The governor outlined a package of eight reform initiatives, including:
- Justice Reinvestment Initiatives (JRI2), which seek to provide for fair sentencing, increase parole supervision and use of community-based programs, among other reforms.
- Bail and Pre-Trial Reforms to ensure that everyone has a right to a fair trial and that risk-assessment tools are consistent across the commonwealth.
- Post-Conviction Relief Act Expansion to reduce time sensitivity by increasing awareness of when rights expire so defendants can make an informed plea decision. Currently if a defendant pleads guilty, they are foreclosed from post-conviction relief; this needs to change so all defendants, regardless of plea, may attempt to prove their innocence.
- Review/Implement the Goals of the Sentencing Commission, which include adopting a standardized, single assessment tool model used from pre-trial until parole completion.
- Probation/Parole Revocation and Resentencing to create uniformity in probation revocation procedures and ensure a correlation between risk and probation lengths, resulting in better supervision.
- Comprehensive Clean Slate Legislation currently being considered in the General Assembly and the first step in establishing a much more comprehensive clean slate law in the commonwealth to provide an opportunity for persons convicted of greater offenses, including felony convictions, to reenter the community with success.
- Indigent Defense is a critical part of the system that can have a large impact on volume, cost, and human effects and is needed in Pennsylvania to ensure the independence and quality of counsel under the Sixth Amendment.
- Stepping Up Initiative, which was launched statewide in April 2017 and via summit in December 2017 along with a data-driven project by Dauphin County to examine its criminal justice system, with the goal of reducing the number of people who have serious mental illnesses in the county prison. The findings from that project will be made public at the end of this month and will be used to develop policy and programming recommendations.

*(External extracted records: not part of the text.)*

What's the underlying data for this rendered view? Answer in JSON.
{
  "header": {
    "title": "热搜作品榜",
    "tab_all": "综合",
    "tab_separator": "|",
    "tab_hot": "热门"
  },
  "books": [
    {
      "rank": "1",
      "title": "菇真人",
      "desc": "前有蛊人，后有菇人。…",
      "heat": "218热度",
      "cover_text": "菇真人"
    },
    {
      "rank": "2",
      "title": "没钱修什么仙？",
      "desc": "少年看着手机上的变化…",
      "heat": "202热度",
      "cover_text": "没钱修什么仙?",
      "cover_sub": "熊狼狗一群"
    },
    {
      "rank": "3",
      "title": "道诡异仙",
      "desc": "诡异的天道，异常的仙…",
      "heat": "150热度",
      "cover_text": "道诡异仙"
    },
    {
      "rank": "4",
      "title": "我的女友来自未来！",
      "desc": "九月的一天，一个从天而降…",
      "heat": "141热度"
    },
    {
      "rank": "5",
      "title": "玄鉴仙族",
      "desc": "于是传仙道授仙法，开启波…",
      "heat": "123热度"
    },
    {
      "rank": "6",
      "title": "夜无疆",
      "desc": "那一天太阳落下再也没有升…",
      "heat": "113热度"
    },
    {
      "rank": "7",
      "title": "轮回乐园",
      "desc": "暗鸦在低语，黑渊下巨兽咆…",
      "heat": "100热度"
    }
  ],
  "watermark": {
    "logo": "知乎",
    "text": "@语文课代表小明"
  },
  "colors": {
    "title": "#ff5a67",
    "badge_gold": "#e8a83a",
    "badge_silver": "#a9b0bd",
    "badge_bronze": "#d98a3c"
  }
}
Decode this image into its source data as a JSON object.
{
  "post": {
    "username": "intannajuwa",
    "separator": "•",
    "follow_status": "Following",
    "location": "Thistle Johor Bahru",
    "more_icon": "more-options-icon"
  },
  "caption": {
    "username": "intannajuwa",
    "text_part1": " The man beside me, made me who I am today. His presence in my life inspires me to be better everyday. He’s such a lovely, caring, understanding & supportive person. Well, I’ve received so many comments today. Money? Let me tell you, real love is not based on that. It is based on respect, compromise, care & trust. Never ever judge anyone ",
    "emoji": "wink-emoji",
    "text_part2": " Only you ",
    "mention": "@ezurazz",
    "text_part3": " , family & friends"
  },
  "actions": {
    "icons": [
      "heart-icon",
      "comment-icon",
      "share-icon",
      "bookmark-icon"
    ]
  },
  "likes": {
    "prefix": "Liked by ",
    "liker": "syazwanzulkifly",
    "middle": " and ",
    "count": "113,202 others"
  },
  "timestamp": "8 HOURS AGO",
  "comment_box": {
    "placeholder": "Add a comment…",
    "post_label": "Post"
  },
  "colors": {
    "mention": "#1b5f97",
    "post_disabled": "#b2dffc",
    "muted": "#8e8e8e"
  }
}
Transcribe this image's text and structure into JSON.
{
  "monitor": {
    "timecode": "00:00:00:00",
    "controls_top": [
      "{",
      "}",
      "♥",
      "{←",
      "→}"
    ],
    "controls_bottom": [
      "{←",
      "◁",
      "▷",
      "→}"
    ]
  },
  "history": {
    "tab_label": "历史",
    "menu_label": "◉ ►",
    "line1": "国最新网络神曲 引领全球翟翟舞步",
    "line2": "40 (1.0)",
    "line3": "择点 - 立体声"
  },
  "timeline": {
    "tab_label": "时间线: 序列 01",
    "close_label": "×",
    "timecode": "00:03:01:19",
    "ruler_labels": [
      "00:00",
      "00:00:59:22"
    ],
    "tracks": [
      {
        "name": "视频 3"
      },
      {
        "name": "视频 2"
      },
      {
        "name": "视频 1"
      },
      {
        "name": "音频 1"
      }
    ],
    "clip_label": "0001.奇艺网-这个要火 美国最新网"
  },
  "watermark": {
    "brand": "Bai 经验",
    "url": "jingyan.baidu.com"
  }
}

The governor was joined by Senator Stewart J. Greenleaf in announcing these reforms. Sen. Greenleaf has been a champion of criminal justice reform and is the Senate Judiciary Committee chair.
“At one time, Pennsylvania had a 65 percent recidivism rate – that is a failed system,” said Sen. Greenleaf. “Since the landmark passage of criminal justice reform legislation in 2012, following our first round with the Justice Reinvestment Initiative, we have reduced our inmate population by over 3,300 inmates, seen a sharp decline in the recidivism rate and saved the state over $400 million. While we have made great progress in recent years reversing the unintended consequences of the past, there are still great injustices built into the system which must be rectified.”
“We need to do the work to make our criminal justice system fairer, more equitable and more focused on rehabilitation,” Governor Wolf said. “Since I became Governor, I have worked hard to reform our system so that it leads to better outcomes and saves taxpayer dollars – while also leading to less crime and fewer victims.
“Let’s continue to work towards building the criminal justice system we all want to see in Pennsylvania.”